Australia is truly the best country in the world in which to live, and I wish the rest of the world was so fortunate. It is the best characteristics of Australia that I wish for Croatia to have as well: freedom, opportunity and security.

Many Croatians came to Australia after World War II to escape the oppressive regime in Yugoslavia. Croats were very much treated like second class citizens. Many present tonight were persecuted by the State because of their nationality, intimidated, orphaned, deprived of education and fled seeking freedom and a better life. They made their way to Australia, following friends or relatives into the unknown, and leaving loved ones behind in poor conditions, often terribly oppressed by a regime that wanted them to flee as well. They started new lives, and helped those they left behind. There would be setbacks, but they would try again. They embraced Australia, took opportunities to work and learn, build and grow, recognising their good fortune in coming to this great land. Once settled they redirected their energy towards making a better life using their minds, and not just their hands. They made many sacrifices so that future generations could have an unobstructed path before them, and on behalf of so many I thank them for that. 

I cannot begin to understand how difficult it must have been to leave your homes and your families, knowing you may never return, and, carrying the heavy burden of responsibility, knowing that the very act of leaving may lead to further persecution of those left behind.

I have heard many stories sad and courageous, fortunate and tragic. This gave me only a peek into the window of the hearts of Croats at home and abroad, and what independence for Croatia could possibly mean for them. Living their lives in a heightened state of anxiety, independence could finally provide relief, knowing that all Croats could enjoy the liberties we take for granted in Australia.

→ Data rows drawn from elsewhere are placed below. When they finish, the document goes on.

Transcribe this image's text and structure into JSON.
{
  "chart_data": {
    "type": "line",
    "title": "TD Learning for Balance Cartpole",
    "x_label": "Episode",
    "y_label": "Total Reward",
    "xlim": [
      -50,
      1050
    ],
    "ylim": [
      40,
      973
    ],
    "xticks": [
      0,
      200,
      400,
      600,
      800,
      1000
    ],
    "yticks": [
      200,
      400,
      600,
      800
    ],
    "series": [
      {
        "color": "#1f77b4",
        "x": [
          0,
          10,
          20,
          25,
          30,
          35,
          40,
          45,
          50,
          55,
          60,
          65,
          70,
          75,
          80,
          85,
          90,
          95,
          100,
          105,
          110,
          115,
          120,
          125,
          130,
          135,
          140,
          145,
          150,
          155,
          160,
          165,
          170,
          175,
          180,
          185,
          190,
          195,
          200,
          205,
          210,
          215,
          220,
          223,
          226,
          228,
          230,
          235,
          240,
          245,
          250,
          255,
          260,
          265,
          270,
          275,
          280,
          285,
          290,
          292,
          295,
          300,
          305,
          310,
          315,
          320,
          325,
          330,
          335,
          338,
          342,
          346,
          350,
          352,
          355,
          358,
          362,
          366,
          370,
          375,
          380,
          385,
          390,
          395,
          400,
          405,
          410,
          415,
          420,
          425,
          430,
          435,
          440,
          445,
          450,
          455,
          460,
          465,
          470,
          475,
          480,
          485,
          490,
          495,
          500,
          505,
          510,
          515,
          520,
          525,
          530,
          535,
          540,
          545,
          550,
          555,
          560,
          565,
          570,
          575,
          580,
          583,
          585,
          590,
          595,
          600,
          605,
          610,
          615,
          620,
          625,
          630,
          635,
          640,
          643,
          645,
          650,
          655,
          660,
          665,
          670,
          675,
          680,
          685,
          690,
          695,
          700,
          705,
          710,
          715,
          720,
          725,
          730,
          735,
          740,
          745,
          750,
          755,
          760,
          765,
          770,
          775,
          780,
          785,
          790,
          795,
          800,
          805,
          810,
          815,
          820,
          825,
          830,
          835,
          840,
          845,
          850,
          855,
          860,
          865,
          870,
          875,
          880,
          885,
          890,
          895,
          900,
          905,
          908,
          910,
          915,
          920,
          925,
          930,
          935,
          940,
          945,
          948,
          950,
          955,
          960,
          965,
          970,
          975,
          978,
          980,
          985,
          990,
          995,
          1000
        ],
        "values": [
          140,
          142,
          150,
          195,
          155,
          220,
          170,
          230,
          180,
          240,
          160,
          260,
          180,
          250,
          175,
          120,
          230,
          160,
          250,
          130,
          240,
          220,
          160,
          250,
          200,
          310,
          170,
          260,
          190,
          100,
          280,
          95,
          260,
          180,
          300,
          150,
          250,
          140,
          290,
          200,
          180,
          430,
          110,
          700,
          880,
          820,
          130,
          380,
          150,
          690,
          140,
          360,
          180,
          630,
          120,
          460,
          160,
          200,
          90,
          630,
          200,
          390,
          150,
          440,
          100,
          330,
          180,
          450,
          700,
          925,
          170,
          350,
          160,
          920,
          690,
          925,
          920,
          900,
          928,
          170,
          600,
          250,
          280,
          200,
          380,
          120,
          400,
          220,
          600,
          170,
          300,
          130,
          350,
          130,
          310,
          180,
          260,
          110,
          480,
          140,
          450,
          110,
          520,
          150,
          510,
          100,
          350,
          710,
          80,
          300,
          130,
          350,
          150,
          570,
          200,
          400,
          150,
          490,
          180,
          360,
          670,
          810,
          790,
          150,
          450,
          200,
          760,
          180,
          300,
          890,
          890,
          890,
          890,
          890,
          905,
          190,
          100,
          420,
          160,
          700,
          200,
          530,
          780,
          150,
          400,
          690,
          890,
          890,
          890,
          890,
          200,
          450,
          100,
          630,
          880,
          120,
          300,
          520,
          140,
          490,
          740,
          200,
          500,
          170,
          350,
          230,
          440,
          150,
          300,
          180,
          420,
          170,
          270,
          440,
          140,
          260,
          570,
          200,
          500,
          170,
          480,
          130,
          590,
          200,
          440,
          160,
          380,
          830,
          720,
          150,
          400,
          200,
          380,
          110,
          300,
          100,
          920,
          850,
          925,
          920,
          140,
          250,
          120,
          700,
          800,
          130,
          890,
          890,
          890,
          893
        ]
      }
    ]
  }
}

I first travelled to Croatia as a 9-year old with my mother and sisters in 1982. My father was not allowed to go to Yugoslavia as he had not done military service and would have been locked up. I remember going with my mother to report to the police in her home town and be questioned about my father and other family members in Australia. My mother implored that I take nothing to eat or drink from the police, people I had been taught in Australia to trust and go to if in need of help. Such was the fear that people lived under every day.

It was such a relief for Croatia to be independent, free of the oppression that had become normal. A country with such natural beauty, cultural wealth and tradition could finally determine its own future. That its people could vote and choose their destiny for themselves.

For many Croatians who made Australia their home this battle for the independence of Croatia was hard fought and seemed to last forever, but they never gave up. Time has made many realise that despite their love for their homeland, which they can visit freely now, Australia is their home. Many have enabled my generation to have opportunities they only could have wished for and now their grandchildren have the good fortune to live and grow in Australia with their grandparents free of the burden they carried for much of their lives because Croatia is free.